On the other hand it makes it easier to paint the entire object rather than tape of the interface.

Any thoughts on this - what do most people do when repainting a machine?

Thx

Paul

No

Apply a light coat of lithium grease and assemble. Other's may have a better suggestion of what grease or rust inhibitor to use. Google [Fluid Film]
 
No

Apply a light coat of lithium grease and assemble. Other's may have a better suggestion of what grease or rust inhibitor to use. Google [Fluid Film]

This.
Those surfaces rely on being clean for precision.
Would you paint your tool holders before sticking them in the spindle?

As he says, everyone has their magic lube rust preventer.
I like marine bearing grease.
 
:skep: we really need a *forehead smack* smiley.

Or a "newbie" filter. :eek: We were all newbies once and I, for one, don't mind answering questions and helping
others out but I think that someone who intends to get into machining should display at least some level of
common sense before plunging in. When assembling any machine making sure that mating surfaces are free of
burrs, chips and paint is very basic knowledge.
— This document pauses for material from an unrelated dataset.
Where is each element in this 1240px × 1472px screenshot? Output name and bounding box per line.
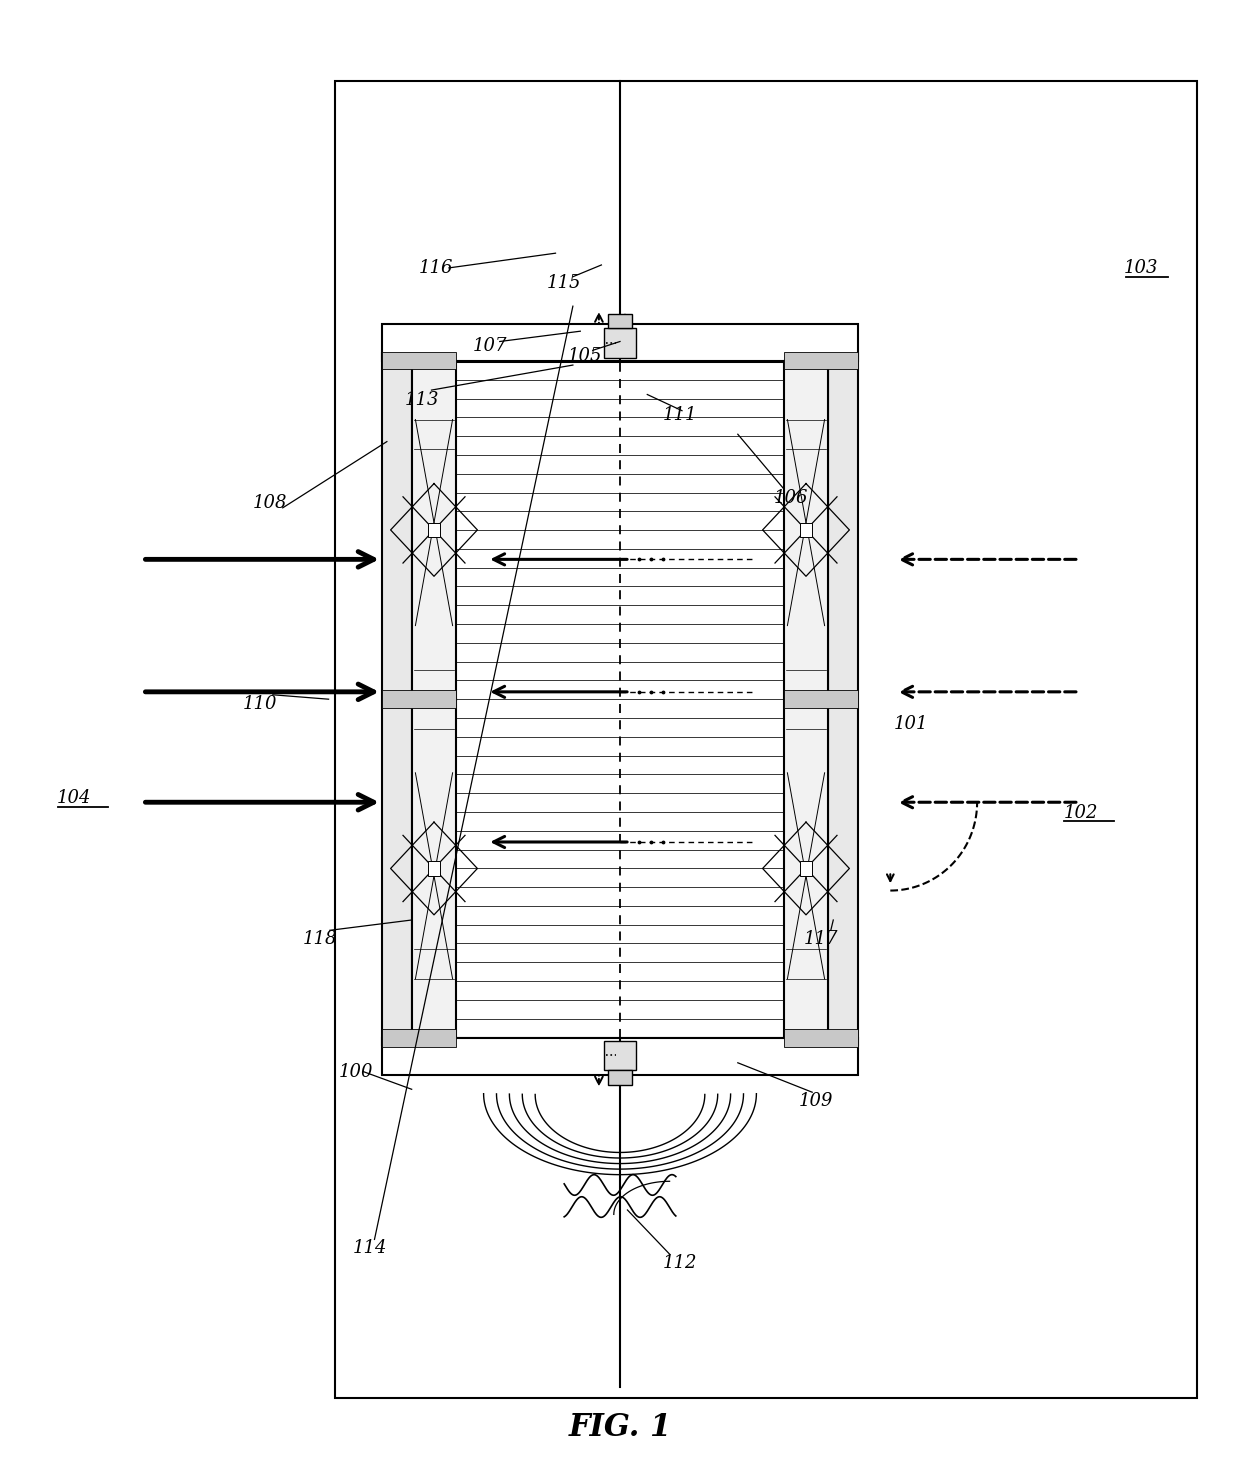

I suspect that this "rebuild" is only cosmetic in nature without any
real thought as to function...
 
On the other hand it makes it easier to paint the entire object rather than tape of the interface.
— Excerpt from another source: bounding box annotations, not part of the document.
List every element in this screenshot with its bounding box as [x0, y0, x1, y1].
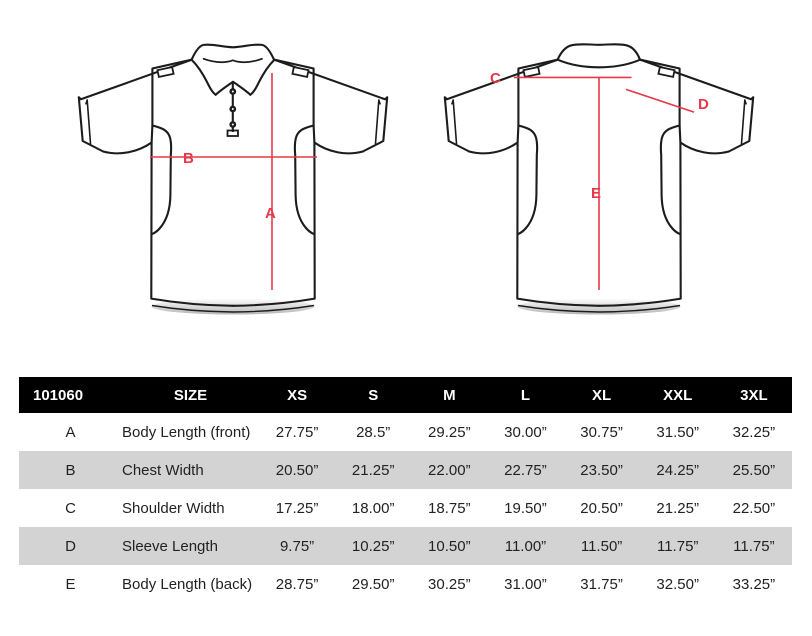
- svg-text:E: E: [591, 185, 601, 202]
- svg-text:B: B: [183, 150, 194, 167]
- svg-text:C: C: [490, 70, 501, 87]
- svg-text:A: A: [265, 205, 276, 222]
- svg-text:D: D: [698, 96, 709, 113]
Any thoughts on this - what do most people do when repainting a machine?

Thx

Paul

It's easier yet to just scrap it and not have to even BUY the paint, let alone USE it.

WHEN we see a machine where surfaces not MEANT to be painted WERE painted?

No one with any sense will buy it. It's proof an opportunistic FUCKWIT had his hands on it, therefore NOTHING ABOUT IT can any longer be trusted. All we do is JOKE about it! Examples are all OVER PM.

There might be rust, steel wool and glue, chicken-wire & Bondo, Devcon plastic, soft-solder, or even ignorant Plaster-of-Paris under that paint.

You want to be tarred with the same brush - spray-painted with the same rattle-can - as an opportunistic Fuckwit?

Don't bother masking, and you are a member of that tribe, automagically, no effort required.

The pride of doing even SIMPLE shit correctly? That requires at least a smidgen of actual EFFORT.

Your life. Your parts. YOUR choice which tribe to join. Craftsman. Or fuckwit.

Can't be helped. Just Deal With That.

Capiche?
 
Last edited:
MODERATOR PLEASE DELETE THREAD:

REQUEST IS FOR A MODERATOR TO DELETE THIS THREAD COMPLETELY. I DO APPRECIATE THOSE THAT HAD A HEPFULL REPLY - I'll stop at this point.

Best eyes,

PAUL
 
MODERATOR PLEASE DELETE THREAD:

REQUEST IS FOR A MODERATOR TO DELETE THIS THREAD COMPLETELY. I DO APPRECIATE THOSE THAT HAD A HEPFULL REPLY - I'll stop at this point.

Best eyes,

PAUL

You have had a face full and now want to pull back the shades? Weak!

Paint is Not a useful interface material between precision components.
 
Its ok to paint if you use precision paint on those precision surfaces, any machine dealer should have it in spray cans or gallon buckets.
 
Heh.

This is like the time they painted the Moore jig borer at work. Including all the way surfaces.

Never saw a modelmaker curse like that before.
 
Not to hijack the thread (which I guess doesn't matter at this point anyway) but what about bolting painted machine parts on areas that aren't high precision? Do they tend to be impossible to disassemble if they are bolted together with a lot of force?
 
Not to hijack the thread (which I guess doesn't matter at this point anyway) but what about bolting painted machine parts on areas that aren't high precision? Do they tend to be impossible to disassemble if they are bolted together with a lot of force?

World is full of "non precision" stuff done that way. Some asembled still gummy, some bone-dry. Paint "skins" linseed-oil era were intentionally used as sealants, pre-loctite days.

Surely you've seen it where some of the paint sticks to one surface, some to the other?

Raggedy appearance, but no significant adhesive effect - not on "flats".

Tubes or shafts or posts in hole, yah, PITA maybe. Even so, better than RUST, (it expands..) same joint

Force usually shears right in the paint line. Weakest component, usually.

Plastics? Roll yer dice... Paints ARE a form of plastics, mostly. Not impossible to have one that polymerizes AKA "cross links" to stronger than the plastic it was applied to.